Ia menegaskan, pers tidak boleh kehilangan orientasi dalam menjalankan fungsi kontrol sosial. Media harus hadir untuk mengawasi jalannya pemerintahan, mengawal kebijakan publik, sekaligus memastikan suara masyarakat mendapat ruang yang adil dalam setiap proses pembangunan.

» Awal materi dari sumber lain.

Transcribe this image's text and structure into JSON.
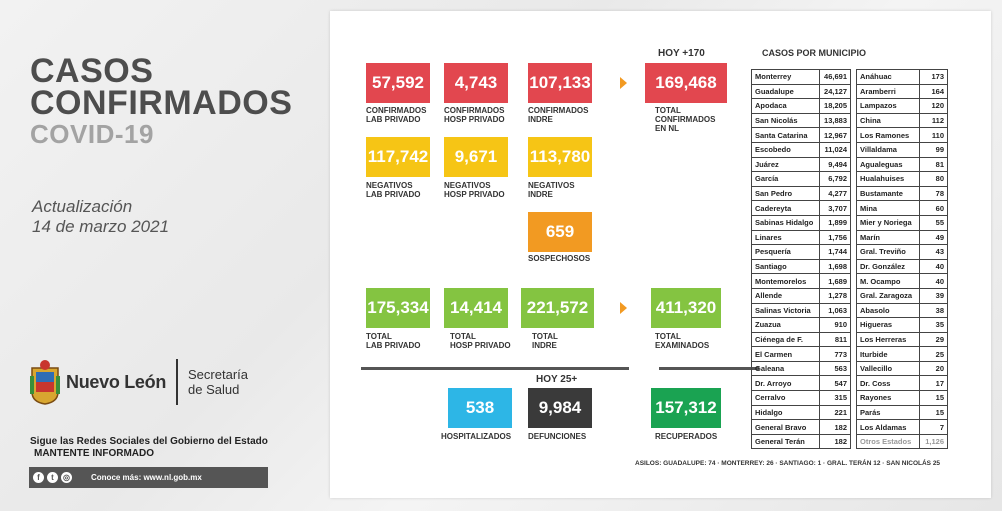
{
  "header": {
    "title_line1": "CASOS",
    "title_line2": "CONFIRMADOS",
    "title_line3": "COVID-19",
    "update_label": "Actualización",
    "update_date": "14 de marzo 2021"
  },
  "branding": {
    "state_name": "Nuevo León",
    "secretariat_line1": "Secretaría",
    "secretariat_line2": "de Salud",
    "social_line1": "Sigue las Redes Sociales del Gobierno del Estado",
    "social_line2": "MANTENTE INFORMADO",
    "more_info": "Conoce más: www.nl.gob.mx",
    "icons": [
      "facebook-icon",
      "twitter-icon",
      "instagram-icon"
    ]
  },
  "colors": {
    "red": "#e2474f",
    "yellow": "#f6c515",
    "orange": "#f29a22",
    "green": "#84c441",
    "cyan": "#2db6e6",
    "dark": "#3a3a3a",
    "dark_green": "#1aa352"
  },
  "stats": {
    "hoy_confirmed": "HOY +170",
    "confirmados_lab_privado": {
      "value": "57,592",
      "label1": "CONFIRMADOS",
      "label2": "LAB PRIVADO"
    },
    "confirmados_hosp_privado": {
      "value": "4,743",
      "label1": "CONFIRMADOS",
      "label2": "HOSP PRIVADO"
    },
    "confirmados_indre": {
      "value": "107,133",
      "label1": "CONFIRMADOS",
      "label2": "INDRE"
    },
    "total_confirmados": {
      "value": "169,468",
      "label1": "TOTAL",
      "label2": "CONFIRMADOS",
      "label3": "EN NL"
    },
    "negativos_lab_privado": {
      "value": "117,742",
      "label1": "NEGATIVOS",
      "label2": "LAB PRIVADO"
    },
    "negativos_hosp_privado": {
      "value": "9,671",
      "label1": "NEGATIVOS",
      "label2": "HOSP PRIVADO"
    },
    "negativos_indre": {
      "value": "113,780",
      "label1": "NEGATIVOS",
      "label2": "INDRE"
    },
    "sospechosos": {
      "value": "659",
      "label1": "SOSPECHOSOS"
    },
    "total_lab_privado": {
      "value": "175,334",
      "label1": "TOTAL",
      "label2": "LAB PRIVADO"
    },
    "total_hosp_privado": {
      "value": "14,414",
      "label1": "TOTAL",
      "label2": "HOSP PRIVADO"
    },
    "total_indre": {
      "value": "221,572",
      "label1": "TOTAL",
      "label2": "INDRE"
    },
    "total_examinados": {
      "value": "411,320",
      "label1": "TOTAL",
      "label2": "EXAMINADOS"
    },
    "hoy_deaths": "HOY 25+",
    "hospitalizados": {
      "value": "538",
      "label1": "HOSPITALIZADOS"
    },
    "defunciones": {
      "value": "9,984",
      "label1": "DEFUNCIONES"
    },
    "recuperados": {
      "value": "157,312",
      "label1": "RECUPERADOS"
    }
  },
  "municipios": {
    "title": "CASOS POR MUNICIPIO",
    "rows": [
      [
        [
          "Monterrey",
          "46,691"
        ],
        [
          "Anáhuac",
          "173"
        ]
      ],
      [
        [
          "Guadalupe",
          "24,127"
        ],
        [
          "Aramberri",
          "164"
        ]
      ],
      [
        [
          "Apodaca",
          "18,205"
        ],
        [
          "Lampazos",
          "120"
        ]
      ],
      [
        [
          "San Nicolás",
          "13,883"
        ],
        [
          "China",
          "112"
        ]
      ],
      [
        [
          "Santa Catarina",
          "12,967"
        ],
        [
          "Los Ramones",
          "110"
        ]
      ],
      [
        [
          "Escobedo",
          "11,024"
        ],
        [
          "Villaldama",
          "99"
        ]
      ],
      [
        [
          "Juárez",
          "9,494"
        ],
        [
          "Agualeguas",
          "81"
        ]
      ],
      [
        [
          "García",
          "6,792"
        ],
        [
          "Hualahuises",
          "80"
        ]
      ],
      [
        [
          "San Pedro",
          "4,277"
        ],
        [
          "Bustamante",
          "78"
        ]
      ],
      [
        [
          "Cadereyta",
          "3,707"
        ],
        [
          "Mina",
          "60"
        ]
      ],
      [
        [
          "Sabinas Hidalgo",
          "1,899"
        ],
        [
          "Mier y Noriega",
          "55"
        ]
      ],
      [
        [
          "Linares",
          "1,756"
        ],
        [
          "Marín",
          "49"
        ]
      ],
      [
        [
          "Pesquería",
          "1,744"
        ],
        [
          "Gral. Treviño",
          "43"
        ]
      ],
      [
        [
          "Santiago",
          "1,698"
        ],
        [
          "Dr. González",
          "40"
        ]
      ],
      [
        [
          "Montemorelos",
          "1,689"
        ],
        [
          "M. Ocampo",
          "40"
        ]
      ],
      [
        [
          "Allende",
          "1,278"
        ],
        [
          "Gral. Zaragoza",
          "39"
        ]
      ],
      [
        [
          "Salinas Victoria",
          "1,063"
        ],
        [
          "Abasolo",
          "38"
        ]
      ],
      [
        [
          "Zuazua",
          "910"
        ],
        [
          "Higueras",
          "35"
        ]
      ],
      [
        [
          "Ciénega de F.",
          "811"
        ],
        [
          "Los Herreras",
          "29"
        ]
      ],
      [
        [
          "El Carmen",
          "773"
        ],
        [
          "Iturbide",
          "25"
        ]
      ],
      [
        [
          "Galeana",
          "563"
        ],
        [
          "Vallecillo",
          "20"
        ]
      ],
      [
        [
          "Dr. Arroyo",
          "547"
        ],
        [
          "Dr. Coss",
          "17"
        ]
      ],
      [
        [
          "Cerralvo",
          "315"
        ],
        [
          "Rayones",
          "15"
        ]
      ],
      [
        [
          "Hidalgo",
          "221"
        ],
        [
          "Parás",
          "15"
        ]
      ],
      [
        [
          "General Bravo",
          "182"
        ],
        [
          "Los Aldamas",
          "7"
        ]
      ],
      [
        [
          "General Terán",
          "182"
        ],
        [
          "Otros Estados",
          "1,126"
        ]
      ]
    ],
    "asilos": "ASILOS: GUADALUPE: 74 · MONTERREY: 26 · SANTIAGO: 1 · GRAL. TERÁN 12 · SAN NICOLÁS 25"
  }
}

Bagi Nasir Djamil, penghargaan yang diterimanya bukan sekadar bentuk apresiasi pribadi, melainkan pengingat bahwa hubungan harmonis antara media dan penyelenggara negara harus terus dibangun dalam koridor profesionalisme serta saling menghormati independensi masing-masing.
Nasir Djamil bukan sosok asing di dunia jurnalistik. Sebelum berkiprah di panggung politik nasional, ia pernah meniti karier sebagai wartawan.
Pengalaman tersebut membentuk pemahamannya mengenai pentingnya kebebasan pers, keterbukaan informasi publik, serta perlindungan terhadap hak masyarakat untuk memperoleh informasi yang benar dan berimbang.
Karena itu, ia berharap semangat “Pers Kembali ke Rakyat” tidak berhenti sebagai slogan dalam sebuah perayaan, tetapi diwujudkan dalam praktik jurnalistik yang konsisten berpihak kepada kepentingan publik.